Citing recent gun-control legislation efforts, firearms giant Beretta announced Tuesday that it will be moving its U.S. manufacturing facilities from Accokeek, Maryland, to Gallatin, Tennessee, next year.
“During the legislative session in Maryland that resulted in passage of the Firearm Safety Act of 2013, the version of the statute that passed the Maryland Senate would have prohibited Beretta USA from being able to manufacture, store or even import into the state products that we sell to customers throughout the United States and around the world,” Jeff Cooper, general manager for U.S. operations of the legendary Italian gunmaker, said in a statement.
“While we were able in the Maryland House of Delegates to reverse some of those obstructive provisions, the possibility that such restrictions might be reinstated in the future leaves us very worried about the wisdom of maintaining a firearm manufacturing factory in the state,” Cooper added, according to The Washington Times.
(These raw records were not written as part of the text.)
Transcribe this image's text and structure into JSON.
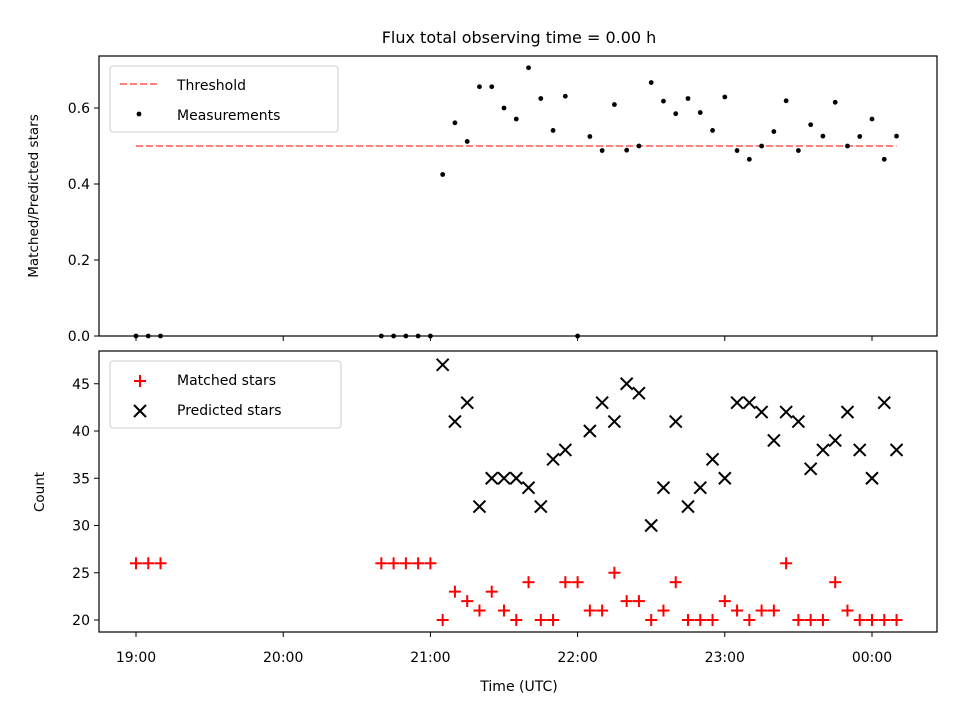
{
  "chart_data": [
    {
      "type": "scatter",
      "title": "Flux total observing time = 0.00 h",
      "xlabel": "",
      "ylabel": "Matched/Predicted stars",
      "ylim": [
        0.0,
        0.74
      ],
      "yticks": [
        "0.0",
        "0.2",
        "0.4",
        "0.6"
      ],
      "ytick_values": [
        0.0,
        0.2,
        0.4,
        0.6
      ],
      "legend_position": "top-left",
      "threshold": {
        "name": "Threshold",
        "value": 0.5,
        "x_start": "19:00",
        "x_end": "00:10",
        "color": "#ff7f7f"
      },
      "series": [
        {
          "name": "Measurements",
          "color": "#000000",
          "x": [
            "19:00",
            "19:05",
            "19:10",
            "20:40",
            "20:45",
            "20:50",
            "20:55",
            "21:00",
            "21:05",
            "21:10",
            "21:15",
            "21:20",
            "21:25",
            "21:30",
            "21:35",
            "21:40",
            "21:45",
            "21:50",
            "21:55",
            "22:00",
            "22:05",
            "22:10",
            "22:15",
            "22:20",
            "22:25",
            "22:30",
            "22:35",
            "22:40",
            "22:45",
            "22:50",
            "22:55",
            "23:00",
            "23:05",
            "23:10",
            "23:15",
            "23:20",
            "23:25",
            "23:30",
            "23:35",
            "23:40",
            "23:45",
            "23:50",
            "23:55",
            "00:00",
            "00:05",
            "00:10"
          ],
          "y": [
            0.0,
            0.0,
            0.0,
            0.0,
            0.0,
            0.0,
            0.0,
            0.0,
            0.425,
            0.561,
            0.512,
            0.656,
            0.656,
            0.6,
            0.571,
            0.706,
            0.625,
            0.541,
            0.631,
            0.0,
            0.525,
            0.488,
            0.609,
            0.489,
            0.5,
            0.667,
            0.618,
            0.585,
            0.625,
            0.588,
            0.541,
            0.629,
            0.488,
            0.465,
            0.5,
            0.538,
            0.619,
            0.488,
            0.556,
            0.526,
            0.615,
            0.5,
            0.525,
            0.571,
            0.465,
            0.526
          ]
        }
      ]
    },
    {
      "type": "scatter",
      "title": "",
      "xlabel": "Time (UTC)",
      "ylabel": "Count",
      "ylim": [
        18.5,
        48.5
      ],
      "yticks": [
        "20",
        "25",
        "30",
        "35",
        "40",
        "45"
      ],
      "ytick_values": [
        20,
        25,
        30,
        35,
        40,
        45
      ],
      "xticks": [
        "19:00",
        "20:00",
        "21:00",
        "22:00",
        "23:00",
        "00:00"
      ],
      "legend_position": "top-left",
      "series": [
        {
          "name": "Matched stars",
          "color": "#ff0000",
          "marker": "plus",
          "x": [
            "19:00",
            "19:05",
            "19:10",
            "20:40",
            "20:45",
            "20:50",
            "20:55",
            "21:00",
            "21:05",
            "21:10",
            "21:15",
            "21:20",
            "21:25",
            "21:30",
            "21:35",
            "21:40",
            "21:45",
            "21:50",
            "21:55",
            "22:00",
            "22:05",
            "22:10",
            "22:15",
            "22:20",
            "22:25",
            "22:30",
            "22:35",
            "22:40",
            "22:45",
            "22:50",
            "22:55",
            "23:00",
            "23:05",
            "23:10",
            "23:15",
            "23:20",
            "23:25",
            "23:30",
            "23:35",
            "23:40",
            "23:45",
            "23:50",
            "23:55",
            "00:00",
            "00:05",
            "00:10"
          ],
          "y": [
            26,
            26,
            26,
            26,
            26,
            26,
            26,
            26,
            20,
            23,
            22,
            21,
            23,
            21,
            20,
            24,
            20,
            20,
            24,
            24,
            21,
            21,
            25,
            22,
            22,
            20,
            21,
            24,
            20,
            20,
            20,
            22,
            21,
            20,
            21,
            21,
            26,
            20,
            20,
            20,
            24,
            21,
            20,
            20,
            20,
            20
          ]
        },
        {
          "name": "Predicted stars",
          "color": "#000000",
          "marker": "x",
          "x": [
            "21:05",
            "21:10",
            "21:15",
            "21:20",
            "21:25",
            "21:30",
            "21:35",
            "21:40",
            "21:45",
            "21:50",
            "21:55",
            "22:05",
            "22:10",
            "22:15",
            "22:20",
            "22:25",
            "22:30",
            "22:35",
            "22:40",
            "22:45",
            "22:50",
            "22:55",
            "23:00",
            "23:05",
            "23:10",
            "23:15",
            "23:20",
            "23:25",
            "23:30",
            "23:35",
            "23:40",
            "23:45",
            "23:50",
            "23:55",
            "00:00",
            "00:05",
            "00:10"
          ],
          "y": [
            47,
            41,
            43,
            32,
            35,
            35,
            35,
            34,
            32,
            37,
            38,
            40,
            43,
            41,
            45,
            44,
            30,
            34,
            41,
            32,
            34,
            37,
            35,
            43,
            43,
            42,
            39,
            42,
            41,
            36,
            38,
            39,
            42,
            38,
            35,
            43,
            38
          ]
        }
      ]
    }
  ]
}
The Baltimore Business Journal reports the loss of the manufacturing facility represents the loss of about 160 manufacturing jobs for the state. But Beretta plans to add more jobs than that when it relocates to Tennessee. Cooper indicates the $45 million facility in Gallatin will employee about 300 people. The company plans to leave its administrative offices in Maryland.
“While we had originally planned to use the Tennessee facility for new equipment and for production of new product lines only, we have decided that it is more prudent from the point of view of our future welfare to move the Maryland production lines in their entirety to the new Tennessee facility,” Cooper said.
Company officials warned lawmakers and Maryland Gov. Martin O'Malley that stricter firearm legislation might cause them to seek a new home.
Forbes reports O’Malley pushed for the 2013 legislation anyway, saying that the bill struck “a balance between protecting the safety of law enforcement and our children, and respecting the traditions of hunters and law-abiding citizens to purchase handguns for self-protection.”
Jeff Reh, Beretta’s vice-general manager in the U.S., disagreed, saying that the law would prevent some of the company’s products from even being sold in the state. He said the company was looking forward to operating in Tennessee, where it could potentially do business “for decades, if not hundreds of years, to come.”
“Why expand in a place where the people who built the gun couldn’t buy it?” Reh said.